Do any of these laundry disasters sound familiar?
- Pink underwear that was once white
- Blue streaks on your favorite yellow shirt
- Dull and dingy whites
- Shrunken clothes
If you seem to have lots of problems with how your clothes look after a trip through the washing machine, it could be your fault. You're not sorting your dirty laundry correctly.
Sorting laundry seems to be a mystery to some so they dump everything in together.
But wait, you say you're using one of those detergents and color catcher cloths that claim you can wash everything together? Don't believe everything you read. (That's where lots of problems begin.)
Clothes need to be sorted by color, fabric type, and weight, and washing instructions. It really isn't so hard. Follow these simple steps and you will soon be doing laundry like a pro.
How to Sort Laundry Before Washing
There are four steps to sorting laundry before washing or cleaning. You can wait until there is a mountain of laundry and the sorting will be tedious. Or since you know that there will be dirty clothes and linens that need to be cleaned each and every day, you can make it simple by sorting laundry as you take off or use each item.
Use separate laundry hampers or a laundry hamper with sorting sections in your closet, bathroom, or central area. If the hamper doesn't have labels, you can add them and even post the rules for laundry hamper for your kids.
One section should be for whites, one section for dark colors, one section for light colors, and one section for dry clean only.
Even if you have to do a bit of last minute decision making when the load is pulled from the hamper, presorting will speed up your laundry routine and help insure your efforts are successful.
Sorting Clothes: Step One
If you are very familiar with your regular laundry, you probably won't have to do this step every time. But if you are teaching a child how to do laundry, it is a very important step. Read the care label on each item in the hamper.
The label will tell you whether an item can be machine washed and even at what what temperature and how to dry it. Place all clothes that are labeled, “wash separately” or “hand wash” into a separate pile.
If you are a novice on how to do laundry if it says “dry clean only”, believe the label and place it in a bag to take to a professional dry cleaner. With some experience, you will learn that some items labeled as dry clean only can be hand washed.
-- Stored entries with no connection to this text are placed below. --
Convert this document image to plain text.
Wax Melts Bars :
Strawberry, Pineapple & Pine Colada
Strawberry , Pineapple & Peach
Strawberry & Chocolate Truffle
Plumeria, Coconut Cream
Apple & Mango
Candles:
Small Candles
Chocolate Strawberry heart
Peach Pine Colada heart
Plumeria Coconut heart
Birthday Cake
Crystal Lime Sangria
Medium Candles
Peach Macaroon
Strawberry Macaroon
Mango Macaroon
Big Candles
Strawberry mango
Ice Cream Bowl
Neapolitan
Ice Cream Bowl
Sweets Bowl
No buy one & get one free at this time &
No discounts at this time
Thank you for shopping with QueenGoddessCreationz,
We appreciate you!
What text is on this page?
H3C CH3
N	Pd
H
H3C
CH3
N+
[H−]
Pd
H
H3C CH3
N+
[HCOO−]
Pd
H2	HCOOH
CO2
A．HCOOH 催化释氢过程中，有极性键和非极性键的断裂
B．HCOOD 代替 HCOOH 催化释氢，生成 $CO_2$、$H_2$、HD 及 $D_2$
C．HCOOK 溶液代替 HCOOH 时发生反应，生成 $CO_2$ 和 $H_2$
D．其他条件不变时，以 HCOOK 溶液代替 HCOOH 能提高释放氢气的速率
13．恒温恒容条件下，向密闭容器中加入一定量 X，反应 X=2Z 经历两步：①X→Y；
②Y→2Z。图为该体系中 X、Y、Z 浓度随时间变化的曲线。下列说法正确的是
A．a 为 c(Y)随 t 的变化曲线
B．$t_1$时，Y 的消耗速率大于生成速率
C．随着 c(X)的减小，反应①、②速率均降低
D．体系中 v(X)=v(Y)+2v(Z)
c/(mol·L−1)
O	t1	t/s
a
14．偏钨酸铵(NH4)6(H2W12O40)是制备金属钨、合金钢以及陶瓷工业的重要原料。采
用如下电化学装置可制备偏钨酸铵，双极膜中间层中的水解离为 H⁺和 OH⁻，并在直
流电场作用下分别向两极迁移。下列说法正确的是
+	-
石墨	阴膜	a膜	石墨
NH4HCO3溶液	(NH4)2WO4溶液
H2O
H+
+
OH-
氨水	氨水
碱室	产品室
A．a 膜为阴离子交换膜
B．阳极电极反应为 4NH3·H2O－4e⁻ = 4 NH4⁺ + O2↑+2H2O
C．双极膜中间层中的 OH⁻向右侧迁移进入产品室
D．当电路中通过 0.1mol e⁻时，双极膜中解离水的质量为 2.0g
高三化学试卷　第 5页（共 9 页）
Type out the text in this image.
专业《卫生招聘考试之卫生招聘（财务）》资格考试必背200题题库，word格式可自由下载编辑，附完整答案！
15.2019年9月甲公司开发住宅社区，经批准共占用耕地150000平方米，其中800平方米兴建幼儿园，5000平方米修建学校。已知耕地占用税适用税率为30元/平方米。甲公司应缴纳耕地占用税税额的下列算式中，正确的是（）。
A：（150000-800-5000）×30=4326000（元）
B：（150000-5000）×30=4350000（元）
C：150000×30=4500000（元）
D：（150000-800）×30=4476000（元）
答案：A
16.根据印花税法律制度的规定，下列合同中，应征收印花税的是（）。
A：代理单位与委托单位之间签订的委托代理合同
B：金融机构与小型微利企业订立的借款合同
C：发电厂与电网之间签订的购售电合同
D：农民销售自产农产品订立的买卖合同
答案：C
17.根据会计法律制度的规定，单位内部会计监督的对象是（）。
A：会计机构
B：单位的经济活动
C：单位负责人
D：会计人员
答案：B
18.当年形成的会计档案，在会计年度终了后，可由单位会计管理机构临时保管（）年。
You'll also learn how to use a DIY home dry cleaning kit in your dryer.
Sorting Clothes: Step Two
Once the hand wash and dry clean only clothes are separated, sort the remaining washable laundry by color. Whites, pastels, light gray, and white background prints will go in one pile. Dark colored clothes–black, red, navy, brown, dark gray–go in another pile.
Sorting Clothes: Step Three
Sort each pile one more time by type of fabric. For instance, in the white/light colored pile separate towels and sheets from blouses, slacks, and underwear or lingerie.
In the dark colors, separate t-shirts and jeans from lighter weight items like blouses and dress shirts. If you have dark towels or blankets, separate them from clothes to reduce lint, never wash lint producing fabrics and lint attracting fabrics together!
Sorting Clothes: Step Four
Not everyone will need to do this step but if you have heavily soiled items with ground-in dirt or oily stains like motor oil or lots of cooking oil stains, sort as usual but wash these items separately. This will prevent heavy soil from redepositing on other clothing. It will also prevent strong odors from transferring to other fabrics.
Don't make this a habit, but if there are not enough items to make up a full machine load of each type of fabric and you are in a hurry, you can wash all of each color together.
Just be sure to choose the washer cycle and use cold water to fit the most delicate garments in the load.